PARA EXAMINAR LA CONCIENCIA – DIGNIDAD SACERDOTAL
«Te vi cuando estabas debajo de la higuera».
Eso dijo Jesús.
Te lo dijo a ti, sacerdote.
Tu Señor fue a tu encuentro. Él te llamó por tu nombre, porque desde antes de nacer, Él ya te conocía.
Tu Señor te eligió, sacerdote; no eres tú quien lo ha elegido a Él. Es Él quien te ha encontrado; no eres tú, quien lo ha encontrado a Él; no eres tú quien escogió tu vocación, es Él quien la infundió en tu corazón, porque Él te amó primero.
Tu Señor no se equivoca, sacerdote. Él es quien te creó, y, conociendo tus defectos, de virtudes te llenó.

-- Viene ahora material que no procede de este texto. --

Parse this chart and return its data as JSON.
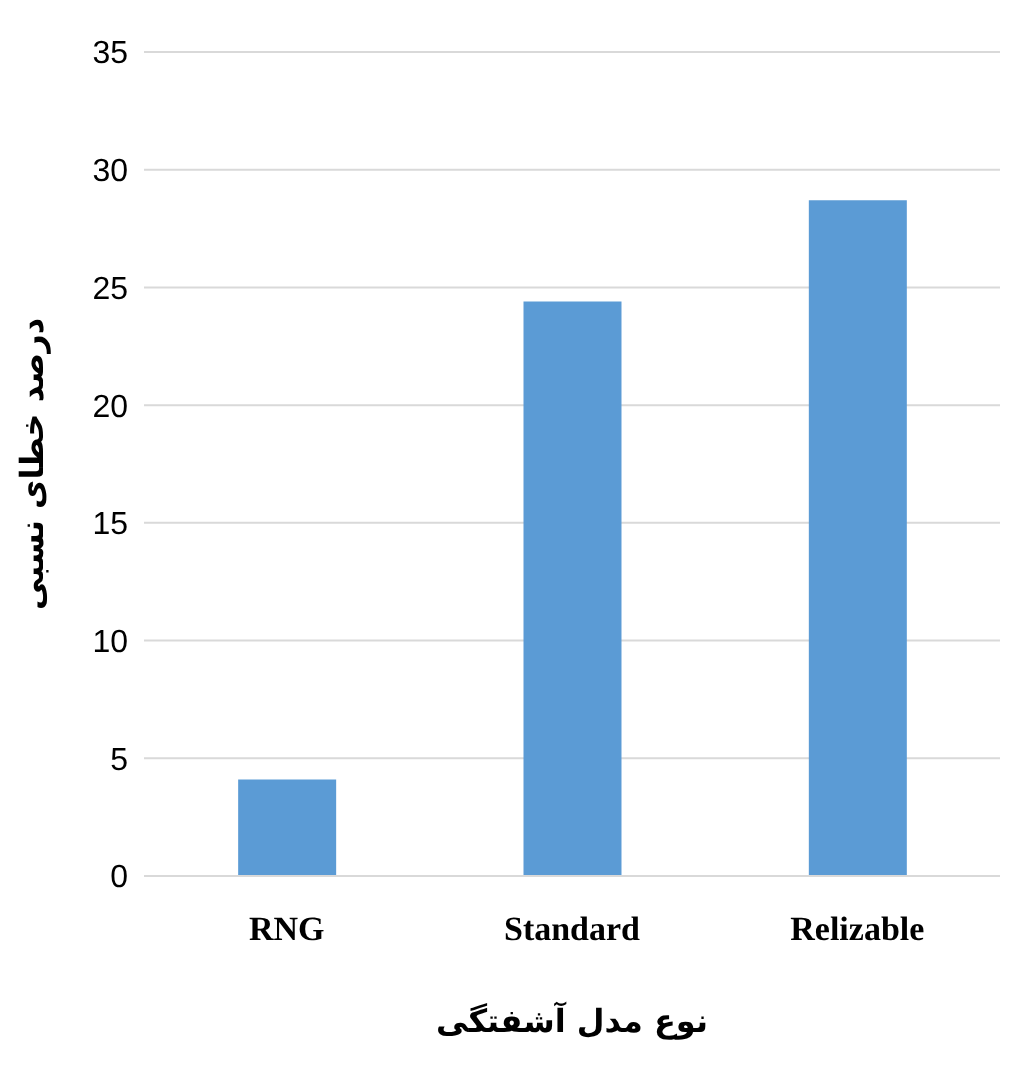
{
  "chart_data": {
    "type": "bar",
    "xlabel": "نوع مدل آشفتگی",
    "ylabel": "درصد خطای نسبی",
    "categories": [
      "RNG",
      "Standard",
      "Relizable"
    ],
    "values": [
      4.1,
      24.4,
      28.7
    ],
    "color": "#5b9bd5",
    "ylim": [
      0,
      35
    ],
    "yticks": [
      0,
      5,
      10,
      15,
      20,
      25,
      30,
      35
    ],
    "grid": "y"
  }
}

Acepta y agradece el favor de tu Señor, que siendo tú un indigno y miserable pecador, te ha concedido el honor del don inmerecido de tu vocación, por la que lo has dejado todo, para seguirlo.
Tu Señor te vio cuando estabas debajo de la higuera, sacerdote, y Él vio algo bueno en ti, algo que no es tuyo, pero que Él puso ahí: la dignidad de tu alma sacerdotal, por la que decidiste luchar; y que no entendías, pero que sabías que algo en ti había que debías de encontrar, a pesar de tu sorpresa y de tu incredulidad en que Dios en ti de esa forma se pudiera fijar.
Tu corazón está inquieto, sacerdote, y no descansará hasta que descanse en tu Señor. Esa fue la conclusión a la que llegaste, porque no encontraste otra razón, pero la alegría de tu alma se apoderó, cuando hiciste un justo discernimiento, y tomaste la decisión de dejarlo todo: padre, madre, hermanos, hermanas, casas, tierras, sueños, deseos, viajes, placeres, hijos, una profesión; todo, absolutamente todo, por servir a tu Señor.
Y te sentiste como un loco enamorado, que ha encontrado una pasión, que ha sentido el corazón encendido de celo apostólico por esta vocación, en la que no esperas nada, pero lo das todo, en la esperanza de un encuentro permanente con aquel que te llamó para pertenecerle siempre, y ser partícipe de la redención, al ser configurado con Cristo Buen Pastor.
Y tú, sacerdote, ¿recuerdas ese momento, cuando estabas debajo de la higuera y tu Señor te vio?
¿Recuerdas los sentimientos desbordados en tu corazón agitado, al descubrir el llamado?
¿Recuerdas el amor primero?
¿Conservas en tu corazón tan solo ese recuerdo, o mantienes encendido el fuego del amor de Cristo?
¿Sigue inquieto tu corazón, o has buscado descanso en los placeres del mundo, en falsas seguridades e infidelidades, que han enfriado tu corazón, y has apagado la llama viva del amor?
¿Tienes los mismos sentimientos que tu Señor, o se ha vuelto de piedra tu corazón?
Escucha, sacerdote, la Palabra de tu Señor. Conviértete, y cree en el Evangelio, que es el llamado continuo que Él te dejó, para que vayas a su encuentro con los oídos abiertos, y el alma dispuesta a una verdadera renovación, porque la Palabra de Dios es viva y eficaz, más cortante que la espada de dos filos; penetra hasta la división entre alma y espíritu, articulaciones y médulas, y discierne sentimientos y pensamientos del corazón.
Renueva, sacerdote, tu vocación; fortalece tu fe, persevera con esperanza, permaneciendo unido al amor de tu Señor, a través de la Palabra y de la oración, para que vuelvas a estar debajo de la higuera, en donde tu Señor te encontró, para que con el corazón contrito y humillado, arrepentido y avergonzado, tú lo mires y Él te mire, y vuelvas a escuchar ese llamado que te vuelve a la vida, que te regresa la ilusión de conseguir un alma pura, digna de servir a tu Señor, en esta maravillosa aventura de ser al mismo tiempo sacerdote, víctima y altar, entregando tu vida para la salvación de las almas, con la alegría de mostrarle al mundo el tesoro de tu dignidad sacerdotal.